It doesn’t matter if you’ve got an ego the size of The Twang or you claim to not care what people will think about your album because it’s only ‘the fans’ opinion that really matters (Kaiser Chiefs) - every band feels pressure at the end of the day. Pressure to win a few more plaudits, pressure to hold on to the plaudits you’ve already got and pressure to, dare we say it, simply earn a living. It’s a feeling that Fields – another band from 2006 trying to prove that they’re worth the hype in 2007 - should be quite familiar with by now.
Since their formation as a garden shed pipe-dream, Fields have certainly come a long way to arrive at the release of their debut LP, ‘Everything Last Winter.’ A number of high profile support tours with amongst others, Bloc Party, as well as the release of a flurry of impressive and acclaimed singles which have preceded the LP’s release, means that there’s a distinct pressure to perform here. And perform they do, well, almost anyway.
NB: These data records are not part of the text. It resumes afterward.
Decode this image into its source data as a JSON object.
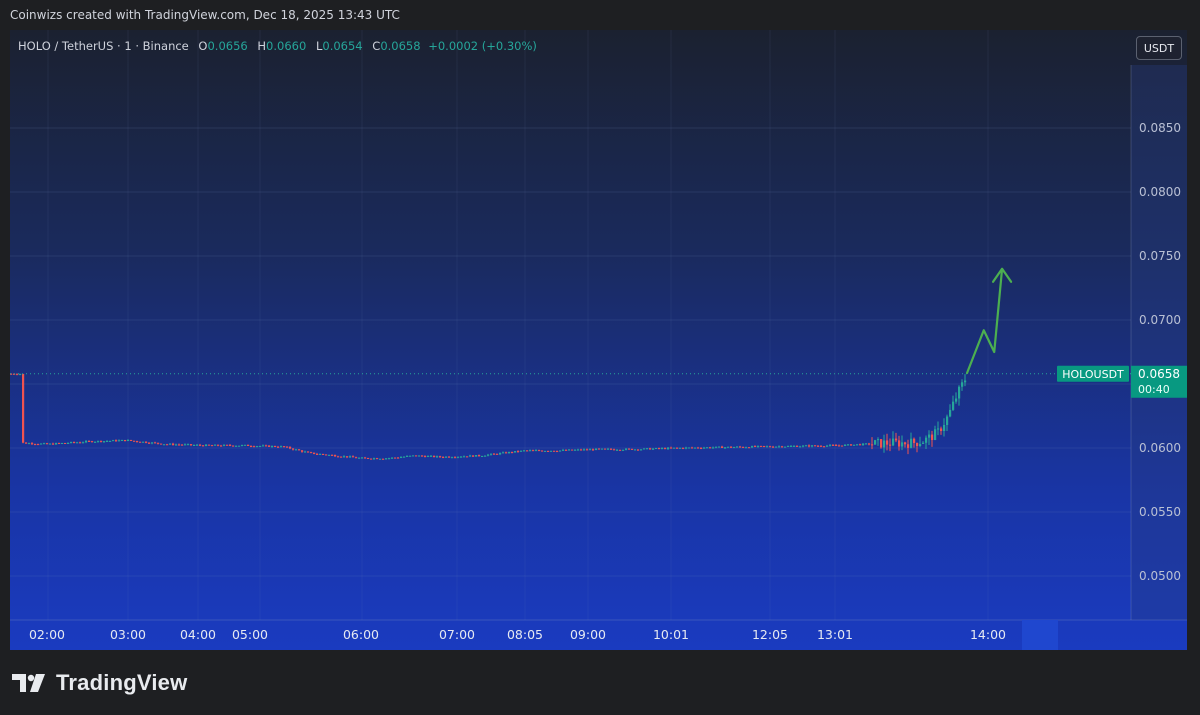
{
  "attribution": "Coinwizs created with TradingView.com, Dec 18, 2025 13:43 UTC",
  "legend": {
    "symbol": "HOLO / TetherUS · 1 · Binance",
    "open_key": "O",
    "open": "0.0656",
    "high_key": "H",
    "high": "0.0660",
    "low_key": "L",
    "low": "0.0654",
    "close_key": "C",
    "close": "0.0658",
    "change": "+0.0002",
    "change_pct": "(+0.30%)"
  },
  "currency_button": "USDT",
  "price_tag": {
    "symbol": "HOLOUSDT",
    "price": "0.0658",
    "countdown": "00:40"
  },
  "brand": "TradingView",
  "colors": {
    "up": "#26a69a",
    "down": "#ef5350",
    "arrow": "#4caf50",
    "tag": "#089981"
  },
  "chart_data": {
    "type": "candlestick",
    "y_ticks": [
      "0.0500",
      "0.0550",
      "0.0600",
      "0.0650",
      "0.0700",
      "0.0750",
      "0.0800",
      "0.0850"
    ],
    "x_ticks": [
      "02:00",
      "03:00",
      "04:00",
      "05:00",
      "06:00",
      "07:00",
      "08:05",
      "09:00",
      "10:01",
      "12:05",
      "13:01",
      "14:00"
    ],
    "last_price": 0.0658,
    "price_series": [
      [
        "01:40",
        0.0604
      ],
      [
        "02:00",
        0.0603
      ],
      [
        "02:30",
        0.0605
      ],
      [
        "03:00",
        0.0606
      ],
      [
        "03:30",
        0.0603
      ],
      [
        "04:00",
        0.0602
      ],
      [
        "04:30",
        0.0602
      ],
      [
        "05:00",
        0.0601
      ],
      [
        "05:20",
        0.0596
      ],
      [
        "05:40",
        0.0594
      ],
      [
        "06:00",
        0.0592
      ],
      [
        "06:20",
        0.0592
      ],
      [
        "06:40",
        0.0594
      ],
      [
        "07:00",
        0.0593
      ],
      [
        "07:30",
        0.0594
      ],
      [
        "08:05",
        0.0598
      ],
      [
        "08:30",
        0.0598
      ],
      [
        "09:00",
        0.0599
      ],
      [
        "09:30",
        0.0599
      ],
      [
        "10:01",
        0.06
      ],
      [
        "11:00",
        0.0601
      ],
      [
        "12:05",
        0.0602
      ],
      [
        "12:45",
        0.0604
      ],
      [
        "13:01",
        0.0604
      ],
      [
        "13:10",
        0.0606
      ],
      [
        "13:20",
        0.0612
      ],
      [
        "13:28",
        0.0625
      ],
      [
        "13:35",
        0.0642
      ],
      [
        "13:40",
        0.0652
      ],
      [
        "13:43",
        0.0658
      ]
    ],
    "projection_arrow": [
      [
        "13:43",
        0.0658
      ],
      [
        "13:56",
        0.0692
      ],
      [
        "14:04",
        0.0675
      ],
      [
        "14:10",
        0.074
      ]
    ],
    "currency": "USDT",
    "grid": true
  }
}
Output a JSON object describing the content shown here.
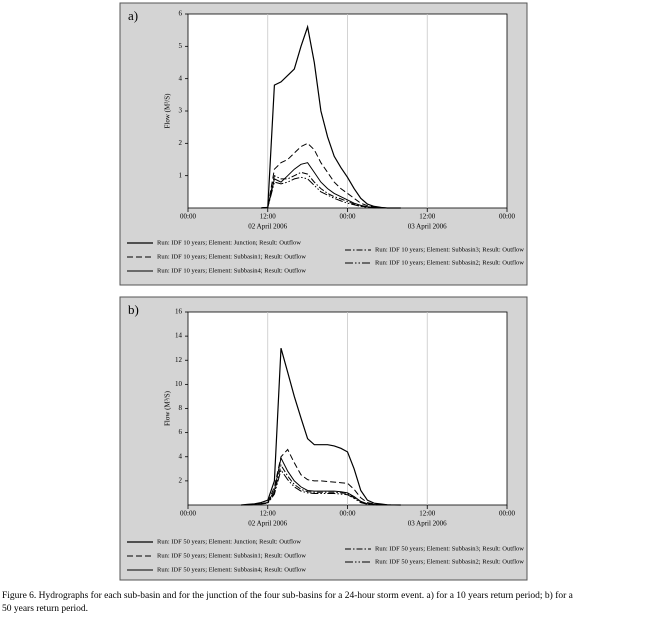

Whilst an Anglo-Icelandic band on paper might sound like a quaint prospect, as ‘Song For The Fields’ gets the album underway – a song which initially sounds distant but eventually explodes gloriously - it’s clear Fields aren’t exactly the ‘quaint’ band we all thought. There’s distinct venom that runs through their music, which at times is exposed through dark, twisted electronica (‘Schoolbooks’) and others through a tougher, heavier rock edge (‘The Death’).
With acclaimed producer Michael Beinhorn (Soundgarden and Marilyn Manson) in the studio, it’s perhaps not surprising that Fields have taken this direction. Couple the rock mentor to the claustrophobic Dublin basement that the record was created in during the summer of 2006 and it’s easy to understand why some songs sound like they’re trying to break free. Take the hypnotic, ‘Charming The Flames’ for example. A painful, anthemic riff laden number, where Nick Peill sounds like a front man with an undeniable presence and Fields sound every bit like a band who are just not content with being confined to the Barfly’s for much longer.
This ambition, however, is also cruelly detrimental to the flow of the LP. For at times Fields just sound like a small band trying to be a big one, as opposed to a big band just being themselves. With the average song length pushing five minutes, some songs just go on for too long in a bid to bowl us over. The initial haunting impact of ‘Feathers’ – where Thorunn Antonia and Peill share the vocals charmingly - is lost in the breathtaking instrumental final minutes where Fields seem to want to be Coldplay as opposed to, well, just Fields.
While in places ‘Everything Last Winter’ is the gloriously moving and evocative folk-rock touchstone that we’ve been expecting the Anglo-Icelandic group to make (see ‘If You Fail We All Fail’ for confirmation), ironically, it’s also a record that at times seems to have succumbed to the pressure of expectancy as well, damaging the purist thing of all – the music.